Under the terms of a bargaining agreement for its drivers between UPS and the Teamsters Union, the fleet says it cannot comply with both the requirement that an ELD record tractor data when a driver logs in and out – or changes his or her duty status while outside the truck – as well as the bargaining agreement contract and pay guidelines for drivers. The fleet is asking FMCSA to allow it to “systematically annotate that the driver was performing other work” to assure accurate recording of on-duty, non-driving time.
To save time for its drivers, UPS is also seeking an exemption to allow the drivers moving trailers around yards to be able to select the “yard move” special driving status and remain in that status, even if the truck is turned off and back on.

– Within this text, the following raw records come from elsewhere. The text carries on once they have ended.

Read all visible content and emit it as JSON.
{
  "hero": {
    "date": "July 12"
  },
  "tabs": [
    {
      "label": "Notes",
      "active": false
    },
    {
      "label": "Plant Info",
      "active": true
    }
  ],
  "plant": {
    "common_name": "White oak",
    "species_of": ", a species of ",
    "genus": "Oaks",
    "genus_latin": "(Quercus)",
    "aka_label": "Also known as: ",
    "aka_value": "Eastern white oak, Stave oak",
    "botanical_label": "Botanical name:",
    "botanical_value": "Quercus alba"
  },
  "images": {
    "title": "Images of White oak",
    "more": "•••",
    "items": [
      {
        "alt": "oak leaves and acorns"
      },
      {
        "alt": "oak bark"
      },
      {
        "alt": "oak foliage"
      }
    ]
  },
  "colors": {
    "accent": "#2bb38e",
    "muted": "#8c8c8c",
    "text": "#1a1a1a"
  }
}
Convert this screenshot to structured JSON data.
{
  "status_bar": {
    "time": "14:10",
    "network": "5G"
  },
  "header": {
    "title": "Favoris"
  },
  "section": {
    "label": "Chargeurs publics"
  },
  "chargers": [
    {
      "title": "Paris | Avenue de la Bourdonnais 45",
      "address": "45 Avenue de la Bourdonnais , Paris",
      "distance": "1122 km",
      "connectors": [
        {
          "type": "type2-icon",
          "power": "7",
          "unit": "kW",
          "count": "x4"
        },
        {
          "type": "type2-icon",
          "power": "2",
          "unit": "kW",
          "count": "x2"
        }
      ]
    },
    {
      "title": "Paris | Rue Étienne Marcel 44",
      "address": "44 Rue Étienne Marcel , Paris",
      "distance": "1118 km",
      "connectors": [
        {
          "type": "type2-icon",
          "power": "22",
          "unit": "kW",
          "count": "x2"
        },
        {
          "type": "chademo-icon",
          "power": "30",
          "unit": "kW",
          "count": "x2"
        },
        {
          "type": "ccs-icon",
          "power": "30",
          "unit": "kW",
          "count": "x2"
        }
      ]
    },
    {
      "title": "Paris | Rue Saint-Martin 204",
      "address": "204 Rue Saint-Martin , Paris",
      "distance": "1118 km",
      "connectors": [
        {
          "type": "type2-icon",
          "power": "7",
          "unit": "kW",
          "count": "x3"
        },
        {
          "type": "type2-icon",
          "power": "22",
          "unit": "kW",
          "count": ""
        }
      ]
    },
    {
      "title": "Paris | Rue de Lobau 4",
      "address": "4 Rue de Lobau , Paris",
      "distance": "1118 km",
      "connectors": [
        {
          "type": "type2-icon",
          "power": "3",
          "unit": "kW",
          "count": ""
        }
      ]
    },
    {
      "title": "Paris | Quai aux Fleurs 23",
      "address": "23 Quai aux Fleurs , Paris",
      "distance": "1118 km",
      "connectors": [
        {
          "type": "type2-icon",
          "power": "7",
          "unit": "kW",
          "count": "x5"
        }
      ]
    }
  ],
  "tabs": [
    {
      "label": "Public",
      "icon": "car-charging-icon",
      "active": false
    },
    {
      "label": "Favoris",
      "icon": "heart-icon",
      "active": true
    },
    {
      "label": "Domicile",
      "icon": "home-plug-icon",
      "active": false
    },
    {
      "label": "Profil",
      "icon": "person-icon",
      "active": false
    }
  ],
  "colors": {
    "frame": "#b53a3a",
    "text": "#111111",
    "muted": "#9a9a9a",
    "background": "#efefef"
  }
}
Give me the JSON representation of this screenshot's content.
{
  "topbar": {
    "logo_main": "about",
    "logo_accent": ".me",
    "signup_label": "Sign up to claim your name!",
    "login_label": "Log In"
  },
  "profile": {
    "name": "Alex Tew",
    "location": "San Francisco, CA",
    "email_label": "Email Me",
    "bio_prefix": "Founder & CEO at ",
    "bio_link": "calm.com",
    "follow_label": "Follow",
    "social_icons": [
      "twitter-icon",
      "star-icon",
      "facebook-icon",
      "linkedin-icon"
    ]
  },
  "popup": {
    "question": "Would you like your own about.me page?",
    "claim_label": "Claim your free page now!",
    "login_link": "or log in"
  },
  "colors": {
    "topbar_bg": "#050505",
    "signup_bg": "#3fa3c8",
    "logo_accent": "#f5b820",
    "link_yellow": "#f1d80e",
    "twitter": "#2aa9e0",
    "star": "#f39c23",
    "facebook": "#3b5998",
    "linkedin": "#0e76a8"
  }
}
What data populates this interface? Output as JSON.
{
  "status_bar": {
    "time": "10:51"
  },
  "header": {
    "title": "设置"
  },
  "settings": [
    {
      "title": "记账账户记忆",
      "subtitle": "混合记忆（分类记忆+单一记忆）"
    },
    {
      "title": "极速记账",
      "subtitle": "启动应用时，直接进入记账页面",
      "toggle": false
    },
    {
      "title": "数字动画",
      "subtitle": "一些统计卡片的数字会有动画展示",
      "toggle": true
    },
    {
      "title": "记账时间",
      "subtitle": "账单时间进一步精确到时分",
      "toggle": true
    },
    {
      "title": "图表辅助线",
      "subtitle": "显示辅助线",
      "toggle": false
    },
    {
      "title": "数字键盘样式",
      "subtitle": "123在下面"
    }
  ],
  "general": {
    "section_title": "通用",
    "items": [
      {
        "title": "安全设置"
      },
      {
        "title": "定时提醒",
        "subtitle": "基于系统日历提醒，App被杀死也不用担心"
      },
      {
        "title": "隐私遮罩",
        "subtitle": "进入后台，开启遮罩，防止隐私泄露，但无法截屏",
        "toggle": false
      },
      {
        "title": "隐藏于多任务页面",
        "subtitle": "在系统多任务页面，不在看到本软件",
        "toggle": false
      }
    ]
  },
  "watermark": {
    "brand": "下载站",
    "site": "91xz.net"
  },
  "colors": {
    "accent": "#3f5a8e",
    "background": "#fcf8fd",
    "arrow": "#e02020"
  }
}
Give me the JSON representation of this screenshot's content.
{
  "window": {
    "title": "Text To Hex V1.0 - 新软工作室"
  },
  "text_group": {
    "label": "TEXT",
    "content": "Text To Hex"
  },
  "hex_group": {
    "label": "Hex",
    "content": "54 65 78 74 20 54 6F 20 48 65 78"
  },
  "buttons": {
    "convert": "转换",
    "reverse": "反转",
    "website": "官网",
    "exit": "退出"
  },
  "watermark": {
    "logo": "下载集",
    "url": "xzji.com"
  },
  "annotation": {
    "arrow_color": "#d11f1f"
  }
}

The company says most of its drivers are required to complete yard moves as part of their regular work day, and UPS requires them to take the keys out of the ignition each time they exit the truck as a safety precaution.
UPS says that under the exemption, if granted, the ELD would switch to a “driving” duty status if the truck exceeds 20 miles per hour or if it exits the geo-fenced yard. The fleet says requiring drivers to select “yard move” status each time they turn the truck off and back on would cost it approximately $460,000 a year in lost time.
Finally, UPS asks that FMCSA make an exemption for its fuel and wash employees that are not technically drivers. The company says it has 1,434 employees to wash and fuel vehicles that only drive the trucks on UPS property and are not required to comply with hours-of-service regulations. Because the ELD rule requires the device to automatically record data when a truck is turned on and off – and UPS will be using portable, driver-based ELDs and not permanent ELDs in the trucks – providing the non-driver employees with ELDs would be costly. As an alternative, UPS proposes that truck usage of less than one mile by these employees driven completely on UPS property be annotated on an ELD as “on property – other.”
FMCSA is seeking public comment on UPS’ exemption request, which can be made at www.regulations.gov by searching Docket No. FMCSA-2017-0054 once the document is published in the Federal Register on Friday, June 9.